In the present study, the original serum methods for analysing PIIINP and PICP were modified to better detect the low propeptide concentrations in BALF, and the concentrations were also calculated in ELF as estimated by the urea method (Rennard et al. 1986) for the first time. Commercial kits used for serum samples are usually adjusted to measure levels within and above the normal range, and their reliability may diminish at concentrations close to the detection limit. An essential problem in investigating soluble constituents in BALF is the question of the detection limit because of the highly diluted samples. Some of the previous publications have used various methods to concentrate BALF (table 1). Most studies have used ultrafiltration. The concentration factor may vary even in the same study between 10-and 100- fold (Low et al. 1992). In some studies (Low et al. 1983, Bjermer et al. 1986, O’Connor et al. 1989, Low et al. 1992, Schaberg et al. 1994), the concentration of PIIINP has been adjusted to the albumin or protein concentration, which also affects the comparability of the previous studies. The only study using the same commercial radioimmunoassay method and employing the same human antigens as the present study did not report any difference in the levels of PIIINP in BALF or serum between sarcoidosis patients and controls. The BALF analyses were made with the kit for serum without any pre-assay processing of BALF. (Milman et al. 1995).
Some further reasons why the previous studies on procollagen propeptides in serum and BALF have been so contradictory may include the clinical limitations of the utility of BALF itself (Davis 1994) and the fact that there has been a variety of methods for analysing procollagen peptides in BALF and serum as well as the pre-assay concentration of BALF. There is a large range of normal values for the soluble constituents and differential counting of cell populations in BALF, depending on the method used or, for example, the smoking habits.
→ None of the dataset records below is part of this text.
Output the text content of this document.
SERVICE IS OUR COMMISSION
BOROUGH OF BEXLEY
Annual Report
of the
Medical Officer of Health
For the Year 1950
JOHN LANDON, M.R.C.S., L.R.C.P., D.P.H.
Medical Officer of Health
Thus, abnormalities can rarely be considered specific. Airspace cells and secretions may not reflect interstitial processes, and the composition of epithelial lining fluid may change during bronchoalveolar lavage. (Davis 1994)
Some of the contradictory results of many previous studies can be explained partly with the above restrictions of the BALF assay and the technical variation of processing BALF as well as with the variable methods used to detect procollagen peptides. Based on the above considerations, some of the methodological problems have been avoided in the present study.